# Monroe County 2016



## GAbuckhunter88

Who all is hunting Monroe County this year? Anybody hearing much in the way of Turkeys?


----------



## nancycreekfisherman

I hunted Monroe over Easter weekend. The birds were talking well in the early morning hours. They shock-gobbled to crow calls while they were still on the roost. I am by no means an accomplished caller, so I had difficulty getting birds to come.


----------



## moose80cj7

*Here ya go Henryhunter*

I hope it got on here.


----------



## HenryHunter

Nice buck! Looks like a mature one to me.


----------



## Deerhead

Hi HH still in Monroe.  No Turkeys our way.  We have good deer. I just wish those around would let the little one's walk for just one more year.  Oh well...  However they are going to cut 1/3 of the property.  The pines have beetles.  So it has to be done.  Looking forward to another season in the woods...


----------



## GAbuckhunter88

We had a rough year for turkeys. Plenty on camera but it's so thick it was hard to hunt them. Looking forward to another good year for deer. Already have numerous growing on camera.


----------



## mattech

Getting excited about this year just started a 260 acre club. Alot of deer sign. Gonna try and hang cameras this weekend.


----------



## Forshaw3

Where are you located at in Monroe County.  We are just off Juliette rd before you get to 87.


----------



## mattech

I'm close to johnstonvile Rd and hwy 42


----------



## Forshaw3

Oh ok that's a good area.
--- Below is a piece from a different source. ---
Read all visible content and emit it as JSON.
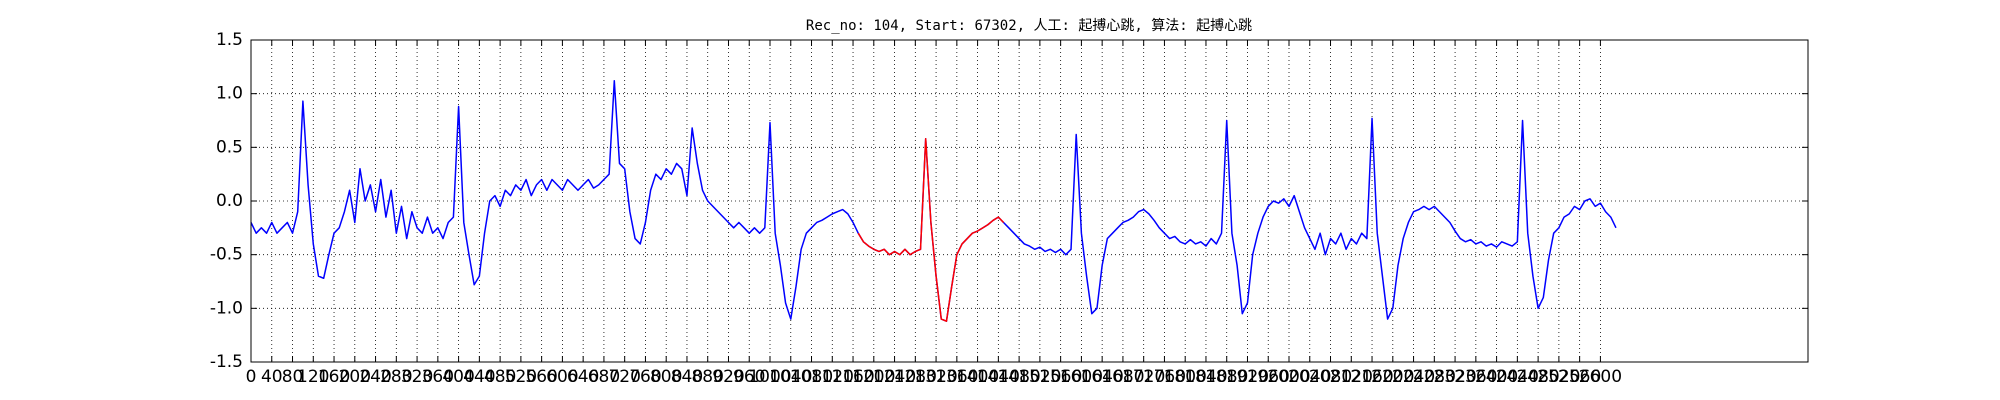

Been seeing any deer.


----------



## mattech

Seeing a few, got high hopes for this place


----------



## Forshaw3

Any one seeing anything good yet.


----------



## GAbuckhunter88

We have more good bucks on camera this year than we ever have. Looking forward to a good season hopefully.


----------



## Forshaw3

Been seeing good deer and good sing at are club near Juliette looks like it's going to be a good year.


----------



## Deerhead

We just put in our food plots and set out some trail cams.  The deer sign looks good.  I found a sapling rubbed and broke in two with some big tracks around.  Hope it will be better than last year!


----------



## Forshaw3

Was down at he land yesterday checking on plots and a couple other things. Starting to hear a few acorns drop so hopefully it will be a good first day this weekend.


----------



## GAbuckhunter88

Two does and a hog taken this morning. Anyone else ha in any luck?


----------



## GAbuckhunter88

How has everyone been doing so far?


----------



## Forshaw3

Been getting a ton of pictures but just haven't been seeing anything in the stand.


----------



## mattech

Haven't had much time to hunt, also our land is being cut right now.


----------



## mbs0983

What's everyone been seeing?


----------



## mattech

Had a good buck make a rub in my backyard this morning. The next couple weeks should be good.


----------



## hancock husler

Not a lot


----------



## GAbuckhunter88

Been somewhat slow so far. I am heading down to hunt this evening through tomorrow evening then heading to the mountains for the weekend.


----------



## B. White

Saw nothing the past two weeks. Saw 5 this morning. Still no scrapes or rubs around me in the trusty spots that always have them.


----------



## mbs0983

Hunted this morning and had 2 does with 2 fawns come out all together. Seemed odd for this time of year.


----------



## Deerhead

I have been finding some scrapes. Deer movement has been slow due to the warm weather.  Next week it will all change!


----------



## mattech

Had a really good buck chasing a doe this morning. They ran by me so fast I couldn't even pick my gun up.


----------



## Rfollett48

Any signs of rut? Last weekend was very quiet in my neck of the woods.


----------



## moose80cj7

Well last weekend I was down and got to see more deer than the rest of the season. It's been real slow on our place seeing how it got clear cut over the summer. They have finally decided to come out and play a little bit. We've seen some decent bucks chasing and some spike dogging some does. I believe the rut is in full affect in Monroe right now or at least it has started pretty strong.


----------



## Deerhead

Been in the woods 10/29-11/13 deer movement was OK.  Better on cold mornings.  Saw lots of deer but the big boys stayed low.  They  were cruzing but no signs of rutting.  More scrapes started to appear.  Once nice 8pt was taken.  A few more were seen.  We think it will get better with this cold front approaching on 11/19


----------



## B. White

This should be a good weekend to see bucks based on sign I'm seeing, but it looks like most have given up as usual in this part of the woods. Hard to choose where to sit when you have the whole place to yourself.


----------